With their small bodies, children are particularly able to creep “into narrow mine shafts.” Their little hands, the Thomson Reuters Foundation noted are “ideal to pick and sort the mineral” from dirt or rock, which is precisely why many of them are working at mines in Bihar and Jharkhand, where roughly 90 percent are unregulated – instead of attending school even though Indian law forbids children below the age of 18 working in mines and other hazardous industries.

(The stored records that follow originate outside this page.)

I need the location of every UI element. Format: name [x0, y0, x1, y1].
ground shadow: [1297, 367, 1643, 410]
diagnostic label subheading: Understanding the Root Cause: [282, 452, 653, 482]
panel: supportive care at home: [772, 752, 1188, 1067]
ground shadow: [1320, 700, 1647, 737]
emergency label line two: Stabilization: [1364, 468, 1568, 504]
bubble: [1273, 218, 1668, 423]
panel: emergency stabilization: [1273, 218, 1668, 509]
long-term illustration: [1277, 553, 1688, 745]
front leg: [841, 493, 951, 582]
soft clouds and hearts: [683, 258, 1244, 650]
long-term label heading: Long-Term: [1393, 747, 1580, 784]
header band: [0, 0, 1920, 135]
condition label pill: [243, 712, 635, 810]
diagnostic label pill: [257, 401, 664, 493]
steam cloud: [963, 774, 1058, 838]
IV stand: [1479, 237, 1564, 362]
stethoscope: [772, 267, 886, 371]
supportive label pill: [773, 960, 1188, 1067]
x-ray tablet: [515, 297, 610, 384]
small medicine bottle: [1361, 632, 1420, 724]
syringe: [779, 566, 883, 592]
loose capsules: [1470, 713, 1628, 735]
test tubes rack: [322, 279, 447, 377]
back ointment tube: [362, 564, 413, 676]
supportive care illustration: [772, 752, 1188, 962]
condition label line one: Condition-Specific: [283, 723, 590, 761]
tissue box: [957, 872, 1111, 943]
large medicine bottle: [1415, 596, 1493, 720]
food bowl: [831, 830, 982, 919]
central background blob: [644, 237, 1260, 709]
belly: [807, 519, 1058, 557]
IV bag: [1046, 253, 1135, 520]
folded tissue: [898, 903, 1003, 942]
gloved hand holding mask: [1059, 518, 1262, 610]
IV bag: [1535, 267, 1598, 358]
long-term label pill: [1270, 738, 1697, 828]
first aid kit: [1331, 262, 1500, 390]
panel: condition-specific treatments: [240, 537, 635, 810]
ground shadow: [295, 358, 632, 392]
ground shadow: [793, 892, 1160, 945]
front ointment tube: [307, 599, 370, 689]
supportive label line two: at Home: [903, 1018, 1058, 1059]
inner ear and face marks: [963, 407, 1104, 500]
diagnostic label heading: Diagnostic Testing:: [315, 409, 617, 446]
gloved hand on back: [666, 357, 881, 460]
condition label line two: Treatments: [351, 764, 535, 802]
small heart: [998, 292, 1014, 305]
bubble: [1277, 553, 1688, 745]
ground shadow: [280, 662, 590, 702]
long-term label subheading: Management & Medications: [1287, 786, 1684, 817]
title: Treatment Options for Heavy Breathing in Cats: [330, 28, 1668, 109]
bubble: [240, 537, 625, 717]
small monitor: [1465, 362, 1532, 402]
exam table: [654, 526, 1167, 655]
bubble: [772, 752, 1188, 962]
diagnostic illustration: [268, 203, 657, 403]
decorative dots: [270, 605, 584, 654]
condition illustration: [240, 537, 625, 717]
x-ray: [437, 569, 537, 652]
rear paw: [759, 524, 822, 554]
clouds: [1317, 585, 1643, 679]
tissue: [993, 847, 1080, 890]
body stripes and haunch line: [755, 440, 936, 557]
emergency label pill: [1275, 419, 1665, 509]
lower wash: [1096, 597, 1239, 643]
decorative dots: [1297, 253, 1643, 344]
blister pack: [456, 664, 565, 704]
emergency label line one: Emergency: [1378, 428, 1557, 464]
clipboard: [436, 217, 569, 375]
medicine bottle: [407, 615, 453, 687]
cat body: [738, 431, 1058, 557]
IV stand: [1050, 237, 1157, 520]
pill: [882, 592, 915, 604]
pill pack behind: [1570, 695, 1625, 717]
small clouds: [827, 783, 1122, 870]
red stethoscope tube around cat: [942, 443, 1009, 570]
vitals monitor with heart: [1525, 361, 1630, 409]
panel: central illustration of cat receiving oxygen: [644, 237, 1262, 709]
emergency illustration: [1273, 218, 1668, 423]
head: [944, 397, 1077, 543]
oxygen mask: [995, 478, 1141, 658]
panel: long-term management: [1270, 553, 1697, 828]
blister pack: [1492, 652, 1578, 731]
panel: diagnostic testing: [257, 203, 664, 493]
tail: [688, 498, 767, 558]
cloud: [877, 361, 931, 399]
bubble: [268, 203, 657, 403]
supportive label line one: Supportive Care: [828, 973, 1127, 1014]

Hazardous this job is. “Abrasions and broken bones are part of daily life in the mica mines,” German news site, Spiegel revealed in a lengthy report on the prevalence of children in the mica trade. They “are afraid of scorpions that hide under the rocks – and then there is the quartz dust that they stir up and breathe in,” which can lead to immediate health issues, such as respiratory infections like bronchitis, but also stands to “make them more susceptible to tuberculosis and cancer.”

Still yet, the risk of death is significant. While “there are no official figures on child deaths in the mines as [such work is] illegal,” Spiegel reported in 2017, non-governmental organization Bachpan Bachao Andolan (“BBA”) has been recording “between 10 and 20 deaths in collapsed mica tunnels” each month. “We hear about them through our networks in the villages where we work,” Raj Bhushan, BBA’s Jharkhand Project Coordinator, told the publication.

BBA has been working with cosmetics giants, such as Estée Lauder, L’Oréal and Yves Rocher, as well as with local communities and governments to “to improve educational infrastructure and living conditions” in furtherance of an effort to get children in 500 villages in Eastern India “into school instead of mining.”

Other companies have switched from natural to synthetic mica in light of child labor concerns. British cosmetics company Lush, for instance, was prompted to make the switch after its head of ethical trading Simon Constantine “said he knew something was amiss when armed guards were needed to accompany auditors to one Indian mine supplying their mica.”

Officials at Merck told Spiegel that because they had little confidence in the Indian authorities, they “took their own initiative a decade ago to find responsible suppliers who adhere to worker safety standards and do not employ children in their mines.” Together with other global corporations, such as Chanel, Sephora, Coty, and consumer electronics-maker Philips, Merck has established the Responsible Mica Initiative with the goal of ending child labor in the mica mines by 2022.

Other companies, such as Glossier, which produce products with mica have stated that they “only partner with those who use ethical labor practices.” But Spiegel’s reporters Marius Münstermann and Christian Werner are skeptical. Is it actually possible for even the most well-meaning companies to adequately monitor their suppliers given “the complex and opaque nature of the mica trade,” they ask?

The general consensus amongst journalists and researchers seems to be no.